同トラッカーは、量子優位性の新たな実証を体系的に監視・検証するためのものであり、コミュニティトラッカーは観測可能な推定、変分問題、効率的な古典的検証が可能な問題の3領域において量子優位性の実験をサポートする。
量子ハードウェアのブレークスルーにもとづく検証済みの量子優位性を追求するためには、開発者は回路を高度に制御でき、計算中に発生するエラーを緩和するために高性能な古典コンピューター(HPC)を活用する必要があるという。
IBMが開発した量子ソフトウェアスタック「Qiskit」は現在、100量子ビットを超えるスケールで精度を24%向上させる動的回路機能を拡張し、開発者が従来以上に回路を制御できるようにしている。また、Qiskitを拡張して、きめ細かな制御を可能にする新しい実行モデルとC-APIを提供。これによりHPCによるエラー緩和機能が実現し、正確な結果を得るためのコストを100分の1以下に削減するとのこと。
量子コンピューターが成熟するにつれ、グローバルな量子研究コミュニティはHPCや科学技術分野のコミュニティに広がっており、同社は既存のHPC環境上で量子プログラミングをネイティブに実行できるように、C-APIを基盤としたQiskitのC++インタフェースを提供する。

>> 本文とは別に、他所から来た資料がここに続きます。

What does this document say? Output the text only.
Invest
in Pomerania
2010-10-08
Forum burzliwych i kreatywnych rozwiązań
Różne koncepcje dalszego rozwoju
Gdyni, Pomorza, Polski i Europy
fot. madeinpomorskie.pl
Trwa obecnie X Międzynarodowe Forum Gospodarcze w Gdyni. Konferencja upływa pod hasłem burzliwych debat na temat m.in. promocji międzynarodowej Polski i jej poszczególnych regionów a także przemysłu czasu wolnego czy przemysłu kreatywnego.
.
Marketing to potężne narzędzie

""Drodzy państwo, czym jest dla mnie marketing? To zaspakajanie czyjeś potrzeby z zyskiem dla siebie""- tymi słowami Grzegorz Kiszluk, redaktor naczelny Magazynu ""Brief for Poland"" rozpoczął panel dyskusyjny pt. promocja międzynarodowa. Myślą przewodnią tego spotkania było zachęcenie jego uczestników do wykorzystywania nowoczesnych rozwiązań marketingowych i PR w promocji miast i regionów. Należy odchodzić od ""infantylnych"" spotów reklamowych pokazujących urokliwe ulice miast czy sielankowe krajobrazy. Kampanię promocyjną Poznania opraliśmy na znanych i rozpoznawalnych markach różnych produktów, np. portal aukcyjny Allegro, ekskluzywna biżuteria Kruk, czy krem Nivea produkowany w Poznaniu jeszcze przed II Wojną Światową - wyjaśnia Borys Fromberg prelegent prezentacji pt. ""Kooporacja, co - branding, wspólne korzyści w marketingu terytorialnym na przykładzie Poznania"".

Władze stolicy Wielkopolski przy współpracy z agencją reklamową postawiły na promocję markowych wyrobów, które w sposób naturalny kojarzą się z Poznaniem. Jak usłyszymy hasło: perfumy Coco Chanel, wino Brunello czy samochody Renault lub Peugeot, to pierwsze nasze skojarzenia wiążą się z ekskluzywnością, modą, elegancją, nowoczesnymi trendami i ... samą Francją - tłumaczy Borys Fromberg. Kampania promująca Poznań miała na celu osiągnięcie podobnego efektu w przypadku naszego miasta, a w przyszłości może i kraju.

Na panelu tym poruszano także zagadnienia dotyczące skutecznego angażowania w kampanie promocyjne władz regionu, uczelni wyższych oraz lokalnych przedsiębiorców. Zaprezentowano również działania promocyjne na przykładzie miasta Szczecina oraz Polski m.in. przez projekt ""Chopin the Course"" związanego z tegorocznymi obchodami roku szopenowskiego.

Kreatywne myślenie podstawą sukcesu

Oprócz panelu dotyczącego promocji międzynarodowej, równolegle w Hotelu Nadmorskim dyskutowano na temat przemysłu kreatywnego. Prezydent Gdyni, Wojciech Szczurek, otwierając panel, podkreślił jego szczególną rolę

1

2027年までに、同社は機械学習や最適化などの分野で計算ライブラリを用いてQiskitを拡張し、微分方程式やハミルトニアンシミュレーションをはじめ、物理・化学分野の基礎的課題を効果的に解決できるようにする計画だ。
フォールトトレラント量子コンピューティング実現に向けた構成要素
並行する取り組みとして、IBMは2029年までに世界初の大規模フォールト・トレラント量子コンピュータを構築するためのマイルストーンを達成しているという。

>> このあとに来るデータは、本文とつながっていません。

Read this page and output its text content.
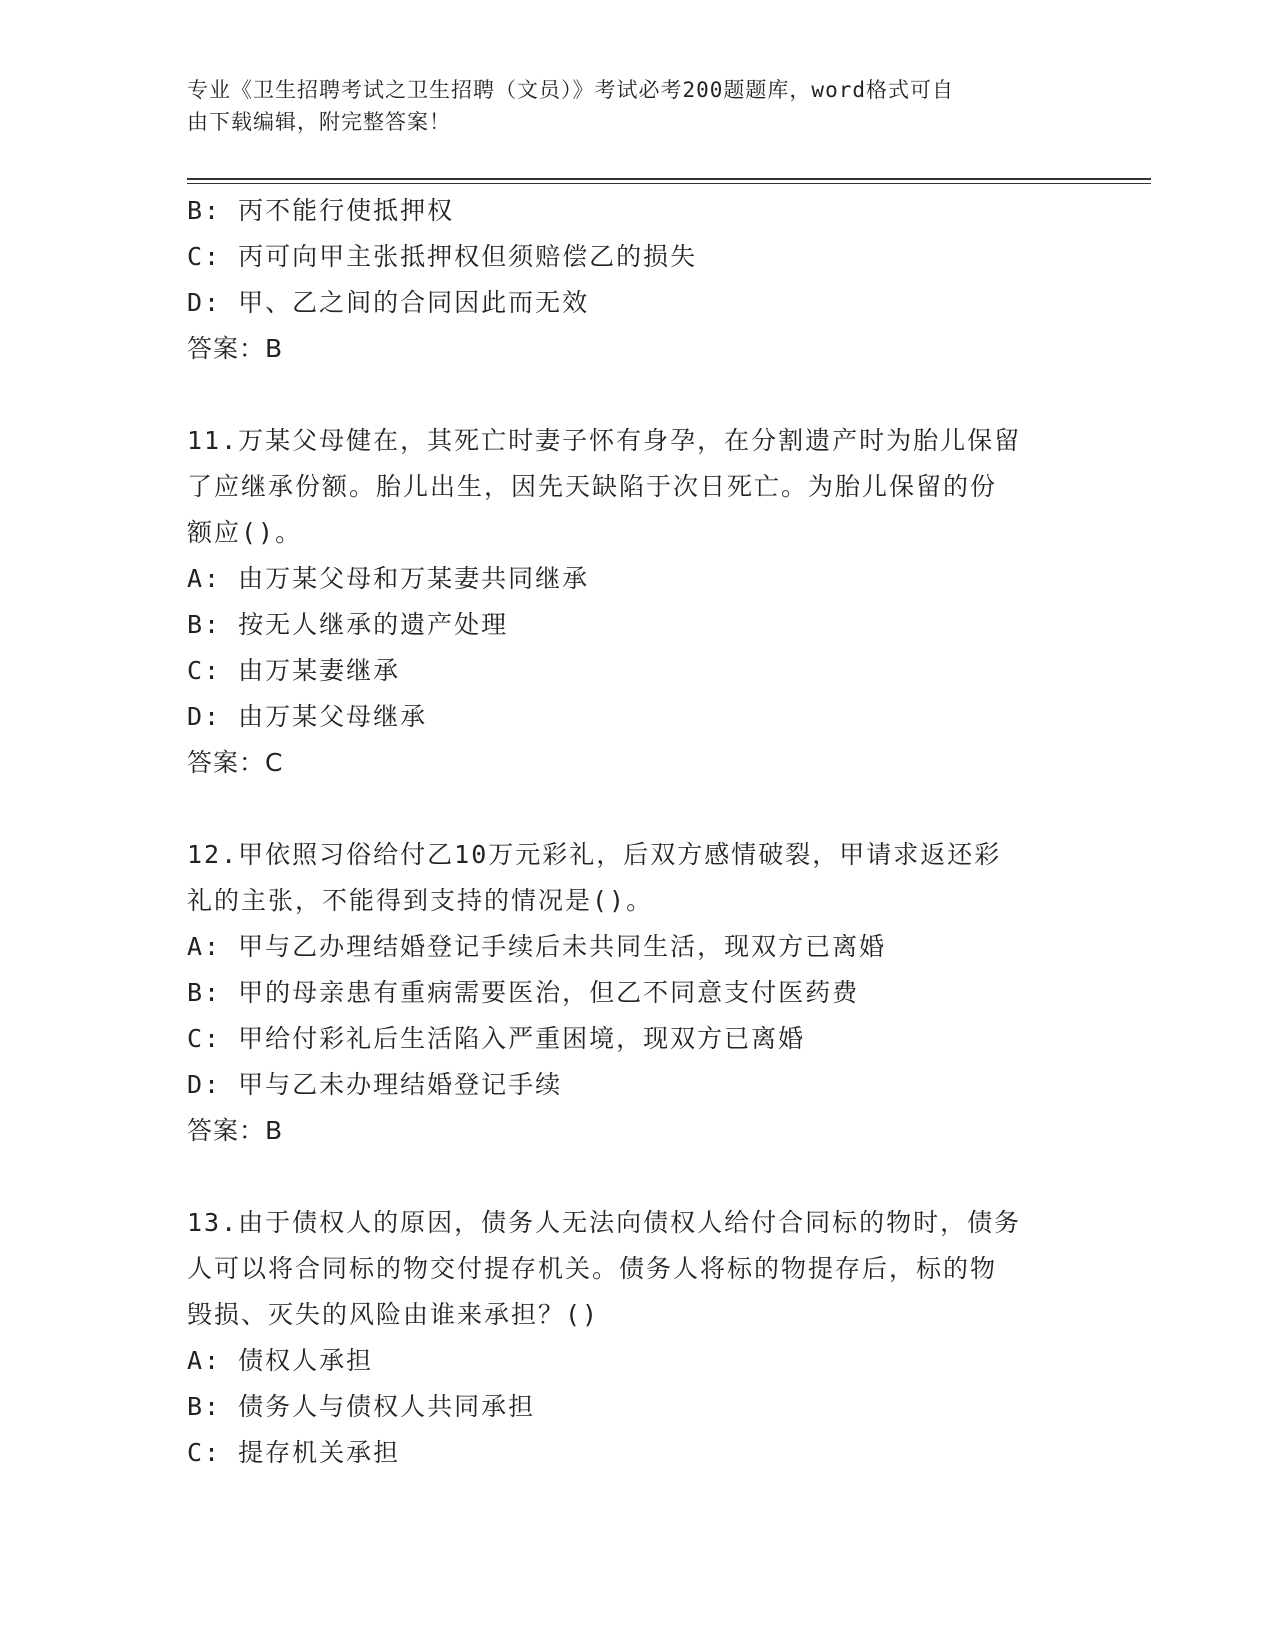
专业《卫生招聘考试之卫生招聘（文员）》考试必考200题题库，word格式可自
由下载编辑，附完整答案！
B: 丙不能行使抵押权
C: 丙可向甲主张抵押权但须赔偿乙的损失
D: 甲、乙之间的合同因此而无效
答案：B
11.万某父母健在，其死亡时妻子怀有身孕，在分割遗产时为胎儿保留
了应继承份额。胎儿出生，因先天缺陷于次日死亡。为胎儿保留的份
额应()。
A: 由万某父母和万某妻共同继承
B: 按无人继承的遗产处理
C: 由万某妻继承
D: 由万某父母继承
答案：C
12.甲依照习俗给付乙10万元彩礼，后双方感情破裂，甲请求返还彩
礼的主张，不能得到支持的情况是()。
A: 甲与乙办理结婚登记手续后未共同生活，现双方已离婚
B: 甲的母亲患有重病需要医治，但乙不同意支付医药费
C: 甲给付彩礼后生活陷入严重困境，现双方已离婚
D: 甲与乙未办理结婚登记手续
答案：B
13.由于债权人的原因，债务人无法向债权人给付合同标的物时，债务
人可以将合同标的物交付提存机关。债务人将标的物提存后，标的物
毁损、灭失的风险由谁来承担？()
A: 债权人承担
B: 债务人与债权人共同承担
C: 提存机关承担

同社はフォールトトレラント量子コンピューティングに必要なプロセッサコンポーネントをすべて実証したことを初めて示す実験的プロセッサ「IBM Quantum Loon」を発表。同プロセッサは、実用的かつ高効率な量子エラー訂正に必要な構成要素を実装・スケールするための新しいアーキテクチャを検証する予定。

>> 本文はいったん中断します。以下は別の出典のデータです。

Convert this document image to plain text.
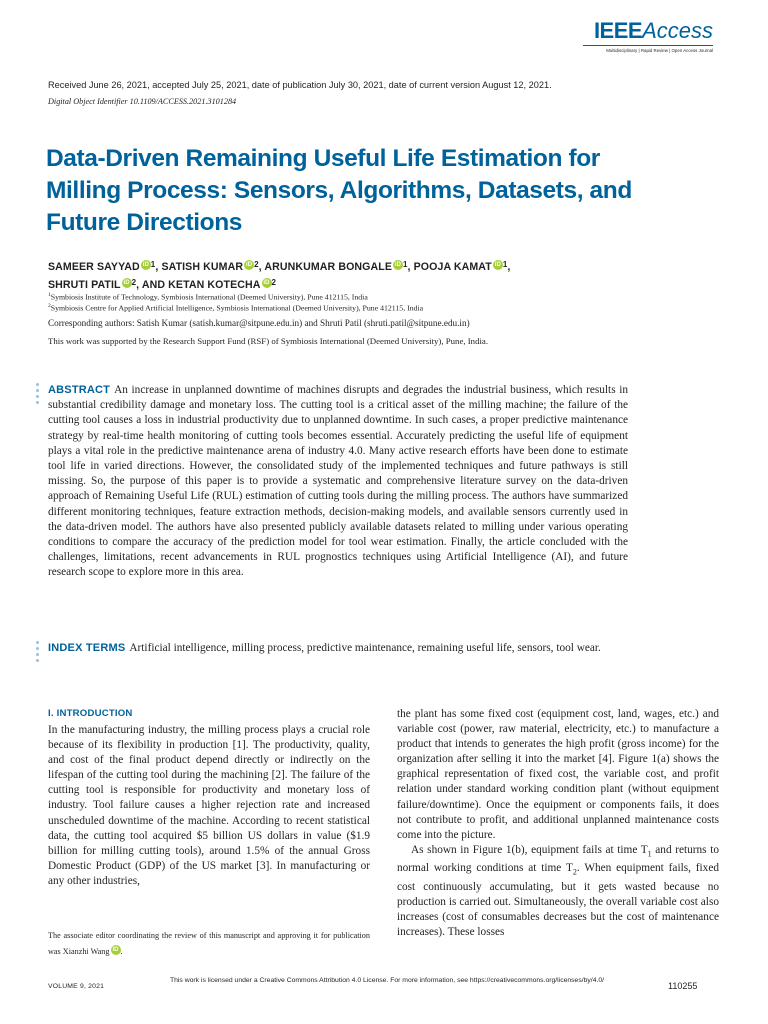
IEEEAccess
Multidisciplinary | Rapid Review | Open Access Journal
Received June 26, 2021, accepted July 25, 2021, date of publication July 30, 2021, date of current version August 12, 2021.
Digital Object Identifier 10.1109/ACCESS.2021.3101284
Data-Driven Remaining Useful Life Estimation for Milling Process: Sensors, Algorithms, Datasets, and Future Directions
SAMEER SAYYAD iD $^1$, SATISH KUMAR iD $^2$, ARUNKUMAR BONGALE iD $^1$, POOJA KAMAT iD $^1$,
SHRUTI PATIL iD $^2$, AND KETAN KOTECHA iD $^2$
$^1$Symbiosis Institute of Technology, Symbiosis International (Deemed University), Pune 412115, India
$^2$Symbiosis Centre for Applied Artificial Intelligence, Symbiosis International (Deemed University), Pune 412115, India
Corresponding authors: Satish Kumar (satish.kumar@sitpune.edu.in) and Shruti Patil (shruti.patil@sitpune.edu.in)
This work was supported by the Research Support Fund (RSF) of Symbiosis International (Deemed University), Pune, India.

ABSTRACT An increase in unplanned downtime of machines disrupts and degrades the industrial business, which results in substantial credibility damage and monetary loss. The cutting tool is a critical asset of the milling machine; the failure of the cutting tool causes a loss in industrial productivity due to unplanned downtime. In such cases, a proper predictive maintenance strategy by real-time health monitoring of cutting tools becomes essential. Accurately predicting the useful life of equipment plays a vital role in the predictive maintenance arena of industry 4.0. Many active research efforts have been done to estimate tool life in varied directions. However, the consolidated study of the implemented techniques and future pathways is still missing. So, the purpose of this paper is to provide a systematic and comprehensive literature survey on the data-driven approach of Remaining Useful Life (RUL) estimation of cutting tools during the milling process. The authors have summarized different monitoring techniques, feature extraction methods, decision-making models, and available sensors currently used in the data-driven model. The authors have also presented publicly available datasets related to milling under various operating conditions to compare the accuracy of the prediction model for tool wear estimation. Finally, the article concluded with the challenges, limitations, recent advancements in RUL prognostics techniques using Artificial Intelligence (AI), and future research scope to explore more in this area.

INDEX TERMS Artificial intelligence, milling process, predictive maintenance, remaining useful life, sensors, tool wear.

I. INTRODUCTION

In the manufacturing industry, the milling process plays a crucial role because of its flexibility in production [1]. The productivity, quality, and cost of the final product depend directly or indirectly on the lifespan of the cutting tool during the machining [2]. The failure of the cutting tool is responsible for productivity and monetary loss of industry. Tool failure causes a higher rejection rate and increased unscheduled downtime of the machine. According to recent statistical data, the cutting tool acquired $5 billion US dollars in value ($1.9 billion for milling cutting tools), around 1.5% of the annual Gross Domestic Product (GDP) of the US market [3]. In manufacturing or any other industries,

the plant has some fixed cost (equipment cost, land, wages, etc.) and variable cost (power, raw material, electricity, etc.) to manufacture a product that intends to generates the high profit (gross income) for the organization after selling it into the market [4]. Figure 1(a) shows the graphical representation of fixed cost, the variable cost, and profit relation under standard working condition plant (without equipment failure/downtime). Once the equipment or components fails, it does not contribute to profit, and additional unplanned maintenance costs come into the picture.

As shown in Figure 1(b), equipment fails at time $T_1$ and returns to normal working conditions at time $T_2$. When equipment fails, fixed cost continuously accumulating, but it gets wasted because no production is carried out. Simultaneously, the overall variable cost also increases (cost of consumables decreases but the cost of maintenance increases). These losses

The associate editor coordinating the review of this manuscript and approving it for publication was Xianzhi Wang iD .

VOLUME 9, 2021
This work is licensed under a Creative Commons Attribution 4.0 License. For more information, see https://creativecommons.org/licenses/by/4.0/
110255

すでに、同プロセッサに組み込まれた機能を実証しており、その中には複数の高品質・低損失の配線層を導入し、近傍カプラーを超えて同一チップ上で遠く離れた量子ビットを物理的に接続するための長いオンチップ接続(「cカプラー」)の経路を提供する技術や、計算の合間に量子ビットをリセットする技術が含まれる。
もう1つの重要な柱として、qLDPC(Quantum Low-Density Parity-Check:量子低密度パリティ検査)コードを用いることで、古典コンピューティングハードウェア上で480ナノ秒未満のリアルタイムエラーデコードを正確に実行できることを実証。この技術的成果は予定より1年早く達成し、同プロセッサと合わせて同社の量子コンピュータの中核を成す高速・高忠実度の超伝導量子ビット上でqLDPCコードをスケール化するための基盤が確立されたことを示しているという。
一方、量子コンピュータの拡大に伴い、ニューヨーク州のAlbany NanoTech Complexにある300mmウェハ製造施設で量子プロセッサウェハの主要な製造を行うことを発表した。 同施設の最先端の半導体製造装置と常時稼働の環境で、量子プロセッサの性能向上・改良・機能拡張のサイクルを迅速化しているとのこと。
これにより、量子ビットの接続性、密度、性能を向上させることが可能とし、各新プロセッサの製造に要する時間を半分以下に短縮し、研究開発スピードを2倍に向上したほか、量子チップの物理的複雑さを10倍に拡大している。